ANSWER: Stan model for the linear regression remains the same. It has three blocks, such as “data”, “parameters”, and “model”. The flat priors of uniform(-∞, ∞) are implicitly used. Non-informative priors are on the parameters.
(fit2 <- stan(file=stan_model2, data=stan_data2, warmup=500, iter=1000, chains=4, cores=2, thin=1))
## Inference for Stan model: stan_model2.
## 4 chains, each with iter=1000; warmup=500; thin=1;
## post-warmup draws per chain=500, total post-warmup draws=2000.
##
## mean se_mean sd 2.5% 25% 50% 75% 97.5% n_eff Rhat
## alpha 11.43 0.00 0.13 11.17 11.35 11.43 11.51 11.69 907 1.00
## beta 0.01 0.00 0.01 0.00 0.01 0.01 0.02 0.02 1003 1.00
## sigma 0.40 0.00 0.05 0.32 0.36 0.39 0.43 0.51 827 1.00
## lp__ 16.27 0.05 1.32 12.81 15.77 16.62 17.20 17.73 611 1.01
##
## Samples were drawn using NUTS(diag_e) at Fri Jun 14 01:22:44 2019.
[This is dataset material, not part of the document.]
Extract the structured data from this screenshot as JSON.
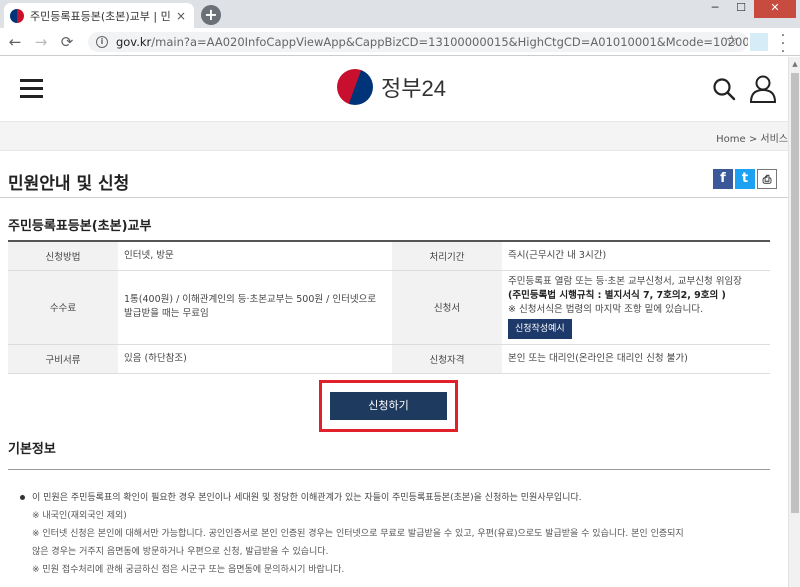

## For each parameter, n_eff is a crude measure of effective sample size,
## and Rhat is the potential scale reduction factor on split chains (at
## convergence, Rhat=1).
ANSWER: The running process of the Stan model remains the same. The values of Rhat are all at 1; hence the chains have converged.
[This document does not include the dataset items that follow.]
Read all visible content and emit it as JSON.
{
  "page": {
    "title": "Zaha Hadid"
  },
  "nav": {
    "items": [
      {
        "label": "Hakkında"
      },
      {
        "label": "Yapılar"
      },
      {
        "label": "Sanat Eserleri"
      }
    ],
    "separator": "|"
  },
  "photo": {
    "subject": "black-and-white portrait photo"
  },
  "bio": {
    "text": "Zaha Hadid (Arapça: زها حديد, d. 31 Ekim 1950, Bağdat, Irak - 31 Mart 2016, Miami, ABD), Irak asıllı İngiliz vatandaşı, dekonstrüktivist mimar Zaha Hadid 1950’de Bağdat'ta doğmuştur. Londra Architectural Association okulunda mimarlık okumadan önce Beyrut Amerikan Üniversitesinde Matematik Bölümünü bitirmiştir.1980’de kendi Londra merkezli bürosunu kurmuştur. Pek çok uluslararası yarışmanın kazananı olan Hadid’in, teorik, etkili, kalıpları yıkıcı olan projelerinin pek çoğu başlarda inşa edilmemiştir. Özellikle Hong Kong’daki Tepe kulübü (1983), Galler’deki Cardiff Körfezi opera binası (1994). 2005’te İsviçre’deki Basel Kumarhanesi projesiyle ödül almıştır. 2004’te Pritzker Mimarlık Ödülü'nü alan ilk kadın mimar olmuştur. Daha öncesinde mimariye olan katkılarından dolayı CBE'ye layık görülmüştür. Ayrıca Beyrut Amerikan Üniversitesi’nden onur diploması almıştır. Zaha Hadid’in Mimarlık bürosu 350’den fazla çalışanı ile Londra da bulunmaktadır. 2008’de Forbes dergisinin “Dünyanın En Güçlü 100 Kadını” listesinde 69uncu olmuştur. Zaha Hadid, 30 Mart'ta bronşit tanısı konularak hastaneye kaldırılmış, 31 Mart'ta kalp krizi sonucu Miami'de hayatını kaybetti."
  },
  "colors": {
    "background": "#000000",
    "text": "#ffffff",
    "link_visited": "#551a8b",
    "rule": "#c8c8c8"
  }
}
posterior2 <- extract(fit2)
p1 <- seaice %>%
add_predictions(lm2b,"pred_south") %>%
ggplot(aes(index,extent_south))+
geom_point()+
geom_line(aes(y=pred_south),color="red",size=1)+
labs(x="Index",y="Sea ice extent in the Southern Hemisphere (10^6\ km^2)")+
ggtitle("A general lm fit")
p2 <- seaice %>%
ggplot(aes(index,extent_south))+
labs(x="Index",y="Sea ice extent in the Southern Hemisphere (10^6\ km^2)")+
ggtitle("A Stan fit with non-informative priors")
for (i in 1:500) {
p2 <- p2+geom_abline(intercept=posterior2$alpha[i],slope=posterior2$beta[i],color="grey")
}
p2 <- p2+geom_point()+
geom_abline(intercept=mean(posterior2$alpha),slope=mean(posterior2$beta),color="blue",size=1)
gridExtra::grid.arrange(p1,p2, nrow=1, bottom="Models comparison")
ANSWER: The red regression line in the general lm fit and the blue regression line in the Stan fit are identical due to the non-informative priors. The multiple grey regression lines visualize the variability in the estimates from the posterior.